Thoughts While Pulsing

There is this feeling that I get whenever I attend classes aimed for other women. I get it when I enter the studio, lodge my stuff onto the lockers and see other women get ready for the class.

It’s not the same feeling as when I am in a gym where there are various faces of women who come tracing the rubber steps of treadmills for not too readable reasons.

For Plana Forma, Barre3 and from years ago, pole dance class, I have this sense of feeling like I belong in a cult. It’s like a cult who collectively thinks of achieving a better sense of physique such as a flatter midsection, a toned tush, more defined thighs, smaller arms.

Every moment is work, that much I know. When we lift weights of two kilos each, I mentally challenge myself into thinking how much better my arms will look against the dresses in my closet. When the teacher gently says “Hold it,” when we stop pulsing {moving the legs in small, painful motions}, I think of all the times I chose to sit in my desk chair, opted to sleep out of laziness or had drinks instead of running a few kilometers.

And then I glance around the class, take note of the women who are equally struggling as I am and see my motivations and myself in their faces. I see a mom who’s trying to lose the pregnancy weight. I see the woman who’s tried many fitness routines but still trying to find “the one.” I see the girl with the perfect toe socks who can rock the air side split --- I can tell she’s been at this for a long time. I could count about three women in Lululemon in the room and I had been wondering, and mentally noting that I really should get me some in my next trip to the other end of the world. It’s like there’s this secret meeting of women who like wearing Victoria Secret and Lululemons, doing tough, visually awkward poses and swear we never tell anyone why we don’t worry about our calves and how we can manage to wear bikinis in two weeks’ notice.

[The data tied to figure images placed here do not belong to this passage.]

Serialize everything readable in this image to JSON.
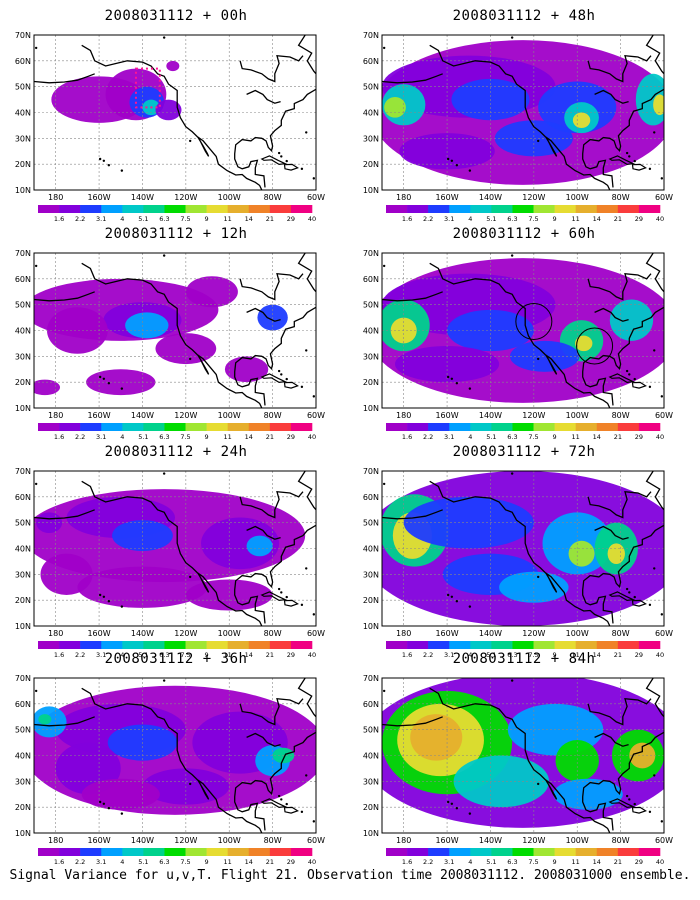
{
  "figure": {
    "caption": "Signal Variance for u,v,T. Flight 21. Observation time 2008031112. 2008031000 ensemble."
  },
  "map_axes": {
    "lat_labels": [
      "10N",
      "20N",
      "30N",
      "40N",
      "50N",
      "60N",
      "70N"
    ],
    "lon_labels": [
      "180",
      "160W",
      "140W",
      "120W",
      "100W",
      "80W",
      "60W"
    ]
  },
  "colorbar": {
    "labels": [
      "1.6",
      "2.2",
      "3.1",
      "4",
      "5.1",
      "6.3",
      "7.5",
      "9",
      "11",
      "14",
      "21",
      "29",
      "40"
    ],
    "colors": [
      "#a000c8",
      "#8200dc",
      "#1e3cff",
      "#00a0ff",
      "#00c8c8",
      "#00d28c",
      "#00dc00",
      "#a0e632",
      "#e6dc32",
      "#e6af2d",
      "#f08228",
      "#fa3c3c",
      "#f00082"
    ]
  },
  "panels": [
    {
      "title": "2008031112 + 00h",
      "level": 0,
      "rings": [],
      "boxes": [
        {
          "lon": [
            -143,
            -132
          ],
          "lat": [
            42,
            57
          ]
        }
      ]
    },
    {
      "title": "2008031112 + 12h",
      "level": 1,
      "rings": [],
      "boxes": []
    },
    {
      "title": "2008031112 + 24h",
      "level": 2,
      "rings": [],
      "boxes": []
    },
    {
      "title": "2008031112 + 36h",
      "level": 3,
      "rings": [],
      "boxes": []
    },
    {
      "title": "2008031112 + 48h",
      "level": 4,
      "rings": [],
      "boxes": []
    },
    {
      "title": "2008031112 + 60h",
      "level": 5,
      "rings": [
        {
          "lon": -120,
          "lat": 43.5
        },
        {
          "lon": -92,
          "lat": 34
        }
      ],
      "boxes": []
    },
    {
      "title": "2008031112 + 72h",
      "level": 6,
      "rings": [],
      "boxes": []
    },
    {
      "title": "2008031112 + 84h",
      "level": 7,
      "rings": [],
      "boxes": []
    }
  ]
}
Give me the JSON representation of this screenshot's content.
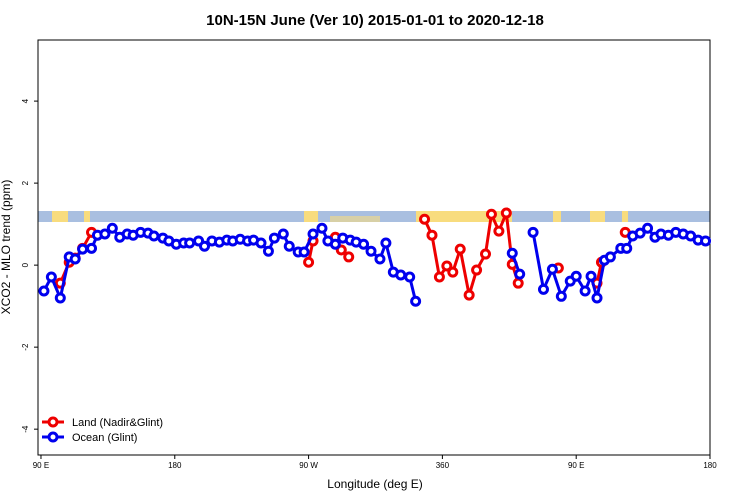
{
  "chart_data": {
    "type": "line",
    "title": "10N-15N June (Ver 10)   2015-01-01 to 2020-12-18",
    "x_label": "Longitude (deg E)",
    "y_label": "XCO2 - MLO trend (ppm)",
    "xlim": [
      88,
      540
    ],
    "ylim": [
      -4.63,
      5.49
    ],
    "xticks": [
      {
        "value": 90,
        "label": "90 E"
      },
      180,
      {
        "value": 270,
        "label": "90 W"
      },
      360,
      {
        "value": 450,
        "label": "90 E"
      },
      {
        "value": 540,
        "label": "180"
      }
    ],
    "yticks": [
      -4,
      -2,
      0,
      2,
      4
    ],
    "legend": "bottom-left",
    "series": [
      {
        "name": "Land (Nadir&Glint)",
        "color": "#ee0000",
        "x": [
          103,
          109,
          113,
          118,
          124,
          200,
          270,
          273,
          280,
          288,
          292,
          297,
          320,
          348,
          353,
          358,
          363,
          367,
          372,
          378,
          383,
          389,
          393,
          398,
          403,
          407,
          411,
          425,
          438,
          450,
          464,
          467,
          475,
          483
        ],
        "values": [
          -0.44,
          0.07,
          0.17,
          0.41,
          0.8,
          null,
          0.07,
          0.59,
          null,
          0.68,
          0.37,
          0.2,
          null,
          1.12,
          0.73,
          -0.29,
          -0.02,
          -0.17,
          0.39,
          -0.73,
          -0.12,
          0.27,
          1.24,
          0.83,
          1.27,
          0.02,
          -0.44,
          null,
          -0.07,
          null,
          -0.44,
          0.07,
          null,
          0.8
        ]
      },
      {
        "name": "Ocean (Glint)",
        "color": "#0000ee",
        "x": [
          92,
          97,
          103,
          109,
          113,
          118,
          124,
          128,
          133,
          138,
          143,
          148,
          152,
          157,
          162,
          166,
          172,
          176,
          181,
          186,
          190,
          196,
          200,
          205,
          210,
          215,
          219,
          224,
          229,
          233,
          238,
          243,
          247,
          253,
          257,
          263,
          267,
          273,
          279,
          283,
          288,
          293,
          298,
          302,
          307,
          312,
          318,
          322,
          327,
          332,
          338,
          342,
          375,
          407,
          412,
          416,
          421,
          428,
          434,
          440,
          446,
          450,
          456,
          460,
          464,
          469,
          473,
          480,
          484,
          488,
          493,
          498,
          503,
          507,
          512,
          517,
          522,
          527,
          532,
          537
        ],
        "values": [
          -0.63,
          -0.29,
          -0.8,
          0.2,
          0.15,
          0.39,
          0.41,
          0.73,
          0.76,
          0.9,
          0.68,
          0.76,
          0.73,
          0.8,
          0.78,
          0.71,
          0.66,
          0.59,
          0.51,
          0.54,
          0.54,
          0.59,
          0.46,
          0.59,
          0.56,
          0.61,
          0.59,
          0.63,
          0.59,
          0.61,
          0.54,
          0.34,
          0.66,
          0.76,
          0.46,
          0.32,
          0.32,
          0.76,
          0.9,
          0.59,
          0.51,
          0.66,
          0.61,
          0.56,
          0.51,
          0.34,
          0.15,
          0.54,
          -0.17,
          -0.24,
          -0.29,
          -0.88,
          null,
          0.29,
          -0.22,
          null,
          0.8,
          -0.59,
          -0.1,
          -0.76,
          -0.39,
          -0.27,
          -0.63,
          -0.27,
          -0.8,
          0.12,
          0.2,
          0.41,
          0.41,
          0.71,
          0.78,
          0.9,
          0.68,
          0.76,
          0.73,
          0.8,
          0.76,
          0.71,
          0.61,
          0.59
        ]
      }
    ]
  }
}
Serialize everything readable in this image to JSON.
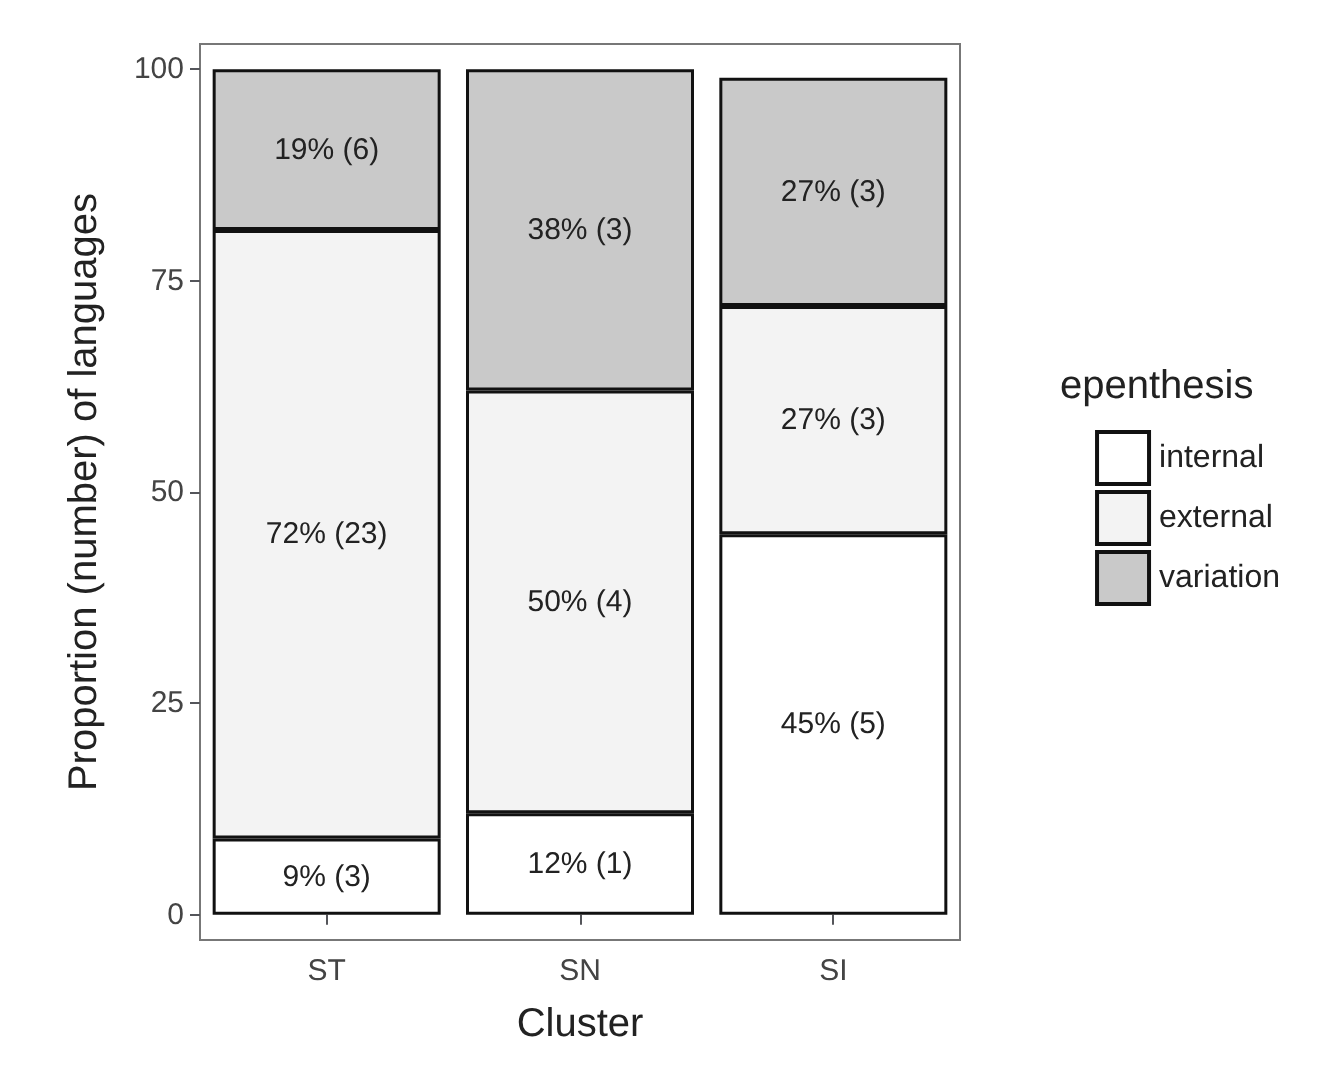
{
  "chart_data": {
    "type": "bar",
    "stacked": true,
    "xlabel": "Cluster",
    "ylabel": "Proportion (number) of languages",
    "legend_title": "epenthesis",
    "legend": "right",
    "grid": false,
    "categories": [
      "ST",
      "SN",
      "SI"
    ],
    "series": [
      {
        "name": "internal",
        "color": "#ffffff",
        "values": [
          9,
          12,
          45
        ],
        "value_labels": [
          "9% (3)",
          "12% (1)",
          "45% (5)"
        ]
      },
      {
        "name": "external",
        "color": "#f3f3f3",
        "values": [
          72,
          50,
          27
        ],
        "value_labels": [
          "72% (23)",
          "50% (4)",
          "27% (3)"
        ]
      },
      {
        "name": "variation",
        "color": "#c9c9c9",
        "values": [
          19,
          38,
          27
        ],
        "value_labels": [
          "19% (6)",
          "38% (3)",
          "27% (3)"
        ]
      }
    ],
    "ylim": [
      -3,
      103
    ],
    "yticks": [
      0,
      25,
      50,
      75,
      100
    ]
  }
}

Most of all, I was beginning to know the women through these details, it makes me wonder what kind of lives they led outside of the studio.

I wonder if like me, they also gained that strength everytime they lifted the weights successfully, or perched their glutes perfectly on the Pilates ball. I wonder if like me, every end of a Barre3 class signified the affirmation of the belief that it’s all okay, that things can be weird and uncomfortable but you can always choose your battles and you can win them. That "you can take a break and come back stronger." Like the battle between you and the weights, and the un-fitness.

And when the class is done, we all go on with our lives, and carry on with the rest of life’s battles.